Assume you want make a condition to check if “a is smaller than negative five“, then do something. So you wrote

if (a<-5)
 {
      sin(pi/3) } 

but R will check if you “assign positive five to a”  since “<-” in R is an assignment operator. And of course this is always TRUE. As a result, R will always do the calculations within the condition.

Solutions
: use a better coding style. i.e. always put a space between the operator (either assignment operators or relations operators) and values e.g.,

if (a < -5)
 {
     sin(pi/3)
 }

or use the parentheses if you want to make sure what you are ding.

if (a<(-5))
 {
     sin(pi/3)
 }

break a long line

When you want to break a long expression into several lines in R, you don’t have to put a special notation at end of each line and R will check if your expression has finished. This makes thing convenient but also brings troubles.  Assume you have a very long expression and you want to break it into two lines, e.g.

myvalue <- sin(pi/3) + cos(pi/3) + 2*sin(pi/3)*cos(pi/3)

The result should be 2.232051.

But you wrote

myvalue <- sin(pi/3) + cos(pi/3)            + 2*sin(pi/3)*cos(pi/3)

R will think you have finished the expression at the end of first line and started a new expression from the second line.  You will find the result is 1.366025 since the second part is not included in at all.
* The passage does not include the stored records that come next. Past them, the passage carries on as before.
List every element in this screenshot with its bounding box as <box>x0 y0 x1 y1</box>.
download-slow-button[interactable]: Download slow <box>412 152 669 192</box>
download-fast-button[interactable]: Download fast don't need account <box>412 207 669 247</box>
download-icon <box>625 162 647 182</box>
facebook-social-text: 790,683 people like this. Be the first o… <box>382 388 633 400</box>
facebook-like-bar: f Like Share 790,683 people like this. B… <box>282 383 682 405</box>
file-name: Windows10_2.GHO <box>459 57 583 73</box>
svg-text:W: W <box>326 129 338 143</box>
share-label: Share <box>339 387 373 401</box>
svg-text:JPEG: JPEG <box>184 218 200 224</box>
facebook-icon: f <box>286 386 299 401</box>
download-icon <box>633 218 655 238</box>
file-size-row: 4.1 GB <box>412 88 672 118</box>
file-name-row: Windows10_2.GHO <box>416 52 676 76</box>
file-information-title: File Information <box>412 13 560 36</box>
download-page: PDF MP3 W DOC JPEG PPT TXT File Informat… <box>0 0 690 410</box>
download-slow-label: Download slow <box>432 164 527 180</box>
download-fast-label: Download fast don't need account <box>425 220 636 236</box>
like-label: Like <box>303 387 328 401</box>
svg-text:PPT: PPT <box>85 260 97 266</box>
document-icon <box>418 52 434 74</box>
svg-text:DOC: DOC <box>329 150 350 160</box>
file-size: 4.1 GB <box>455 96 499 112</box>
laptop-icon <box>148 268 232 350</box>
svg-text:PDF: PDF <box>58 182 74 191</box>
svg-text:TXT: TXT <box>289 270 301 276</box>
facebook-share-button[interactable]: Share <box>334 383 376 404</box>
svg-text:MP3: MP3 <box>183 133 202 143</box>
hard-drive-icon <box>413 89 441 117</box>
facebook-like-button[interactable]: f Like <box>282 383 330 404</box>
Solutions: You can either put a pair of parentheses in your expression like this

myvalue <- (sin(pi/3) + cos(pi/3) 
             + 2*sin(pi/3)*cos(pi/3))

but too many parentheses make the code very hard to read. So you can do the trick that alway break the line after the arithmetic operators

myvalue <- sin(pi/3) + cos(pi/3) +            2*sin(pi/3)*cos(pi/3)

diag() function with a vector

As is described in R help document, using ‘diag(x)’ can have unexpected effects if ‘x’ is a vector could be of length one, like this example

> diag(7.4)
     [,1] [,2] [,3] [,4] [,5] [,6] [,7]
[1,]    1    0    0    0    0    0    0
[2,]    0    1    0    0    0    0    0
[3,]    0    0    1    0    0    0    0
[4,]    0    0    0    1    0    0    0
[5,]    0    0    0    0    1    0    0
[6,]    0    0    0    0    0    1    0
[7,]    0    0    0    0    0    0    1

 Solutions: To avoid this, use “diag(x, nrow = length(x))” for consistent behavior when “x” is a vector

 

> x = c(1,2,3)
> diag(x,length(x))
     [,1] [,2] [,3]
[1,]    1    0    0
[2,]    0    2    0
[3,]    0    0    3
> x = 2.4
> diag(x,length(x))
     [,1]
[1,]  2.4

sample(x) when length of x is 1 and x is an integer

The first argument of sample function has some inconsistent behaviors when the length of x is 1 and x is an integer, see this example

sample(x=3, n = 10, replace=TRUE) # same as sample(x=1:3, n = 10, replace=TRUE)

If you want to sample “3” ten times with replacement, i.e. you obtain a vector of ten 3, you have to check that condition explicitly.